Not done yet.  Maybe I will try it today, but other more pressing problems may intervene.  Will post to this ticket when it is done.

[Elaine Meng]

Forgot to say, I definitely understand there are cases where model-replacement would have disadvantages.  It's just that in MY use cases, simple multimerization of small-to-medium-sized proteins, I think replacement would be better. Since you're the developer, however, you have majority rule.  :-)

[Tom Goddard]

Thanks! I want to make sym work reasonably for all common uses which of course also tends to make it a bit inconvenient for all uses. I use sym both for making small multimers and also for large multimers like virus capsids. It is annoying to have to close unneeded models like an original asymmetric unit but ChimeraX has no way to know what the user intends so should accommodate the different common use cases and spread the burden around.

[Tom Goddard]

Fixed.

Default for copies option is now true for 12 or fewer copies and false for larger numbers of copies.
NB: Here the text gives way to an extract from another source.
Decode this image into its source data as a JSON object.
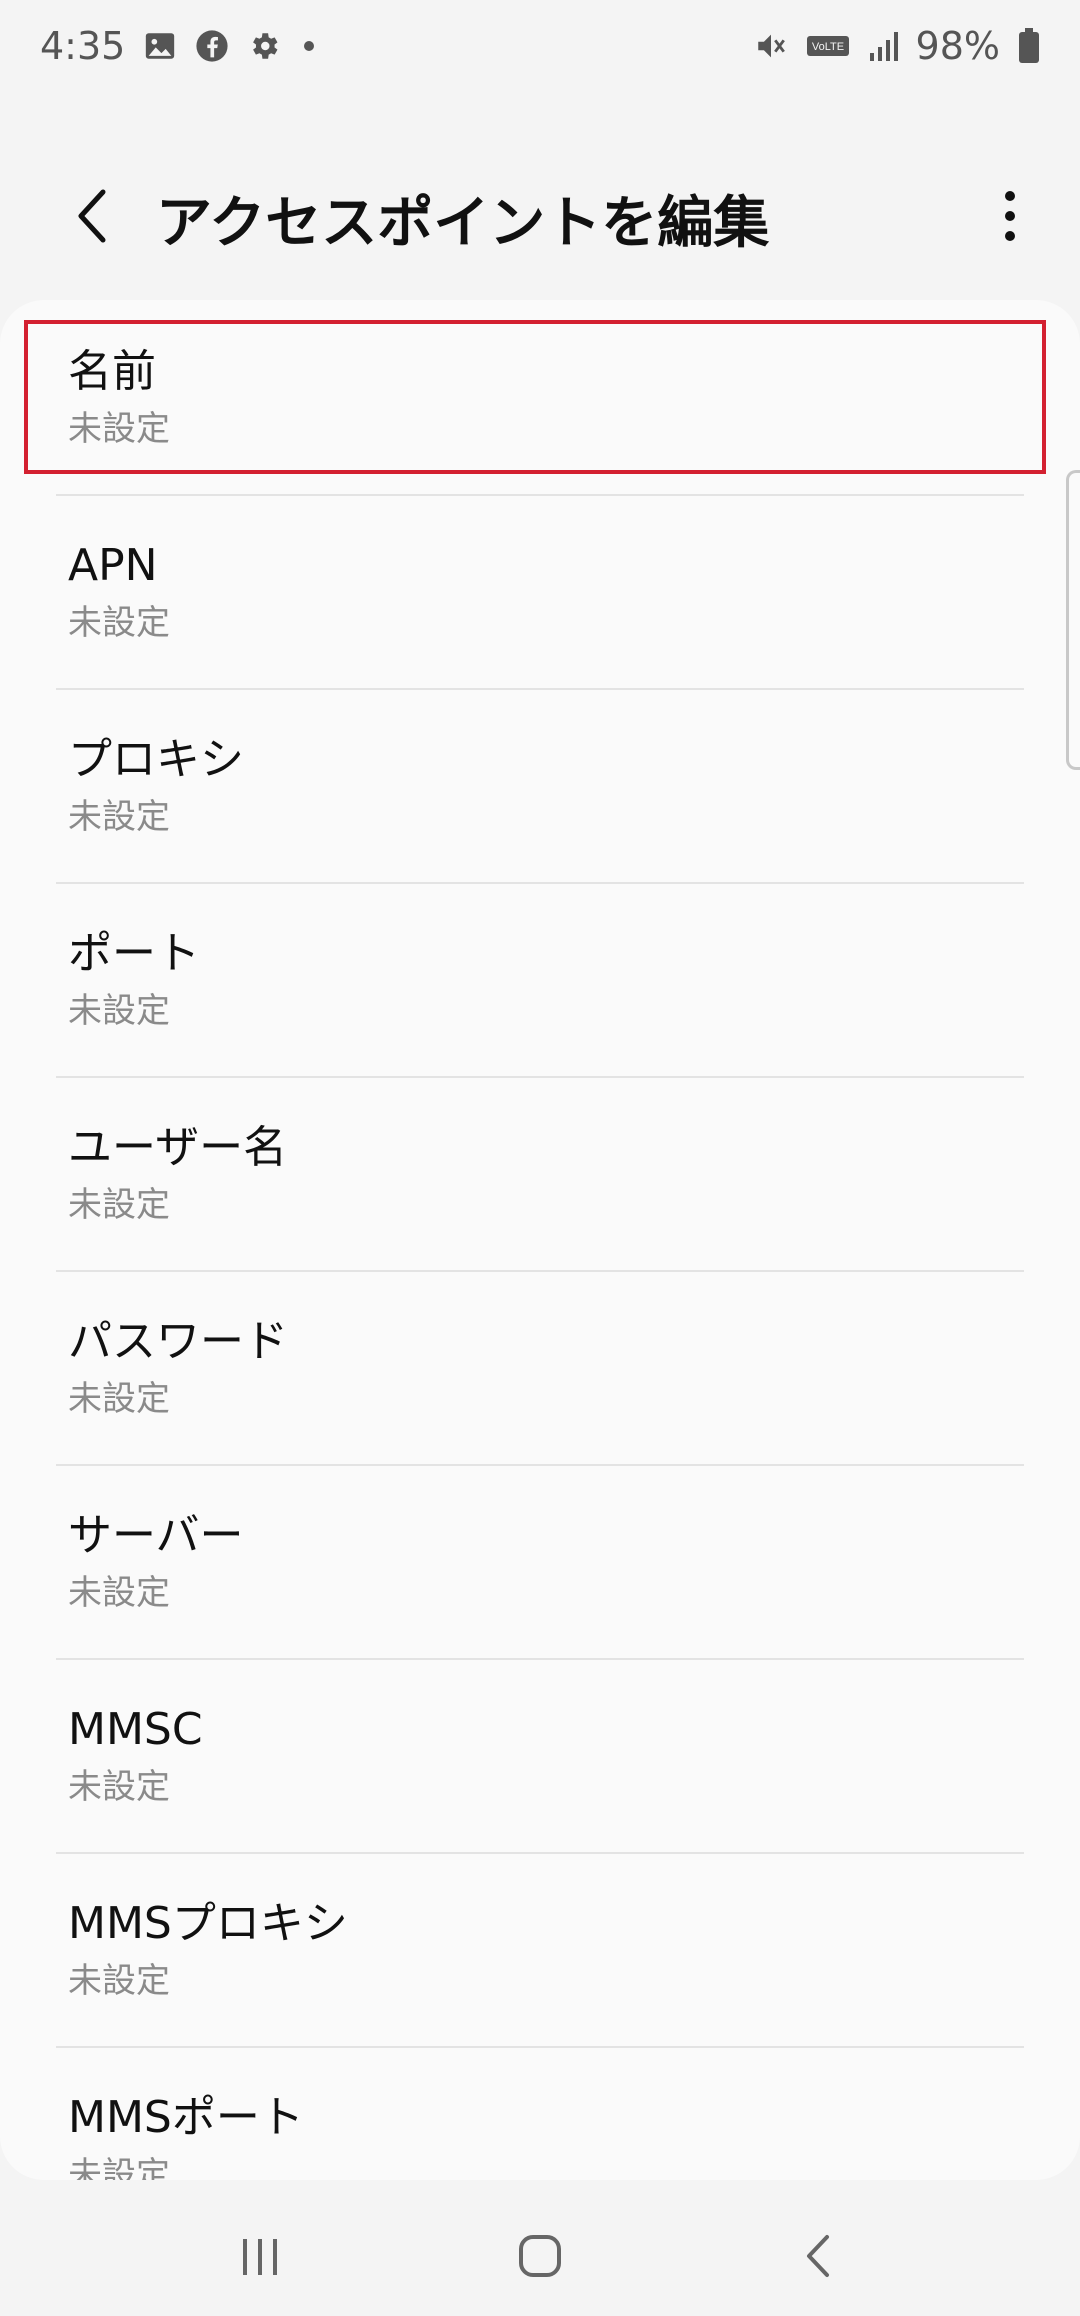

If you are interested in the enhancement to make the sym command able to make assemblies without keeping the original asymmetric unit, ie just replacing the asymmetric unit with an assembly model that uses he same id number then make a separate ticket. I think it will be tricky to allow doing that and allow trying more than one symmetry.

[Elaine Meng]

OK will think about adding a ticket to replace model.  That would not allow trying more than one symmetry, it is for people who know which assembly they want.  To try a different assembly, they would need to open the original structure again, generally no problem for the majority mmCIF fetch case.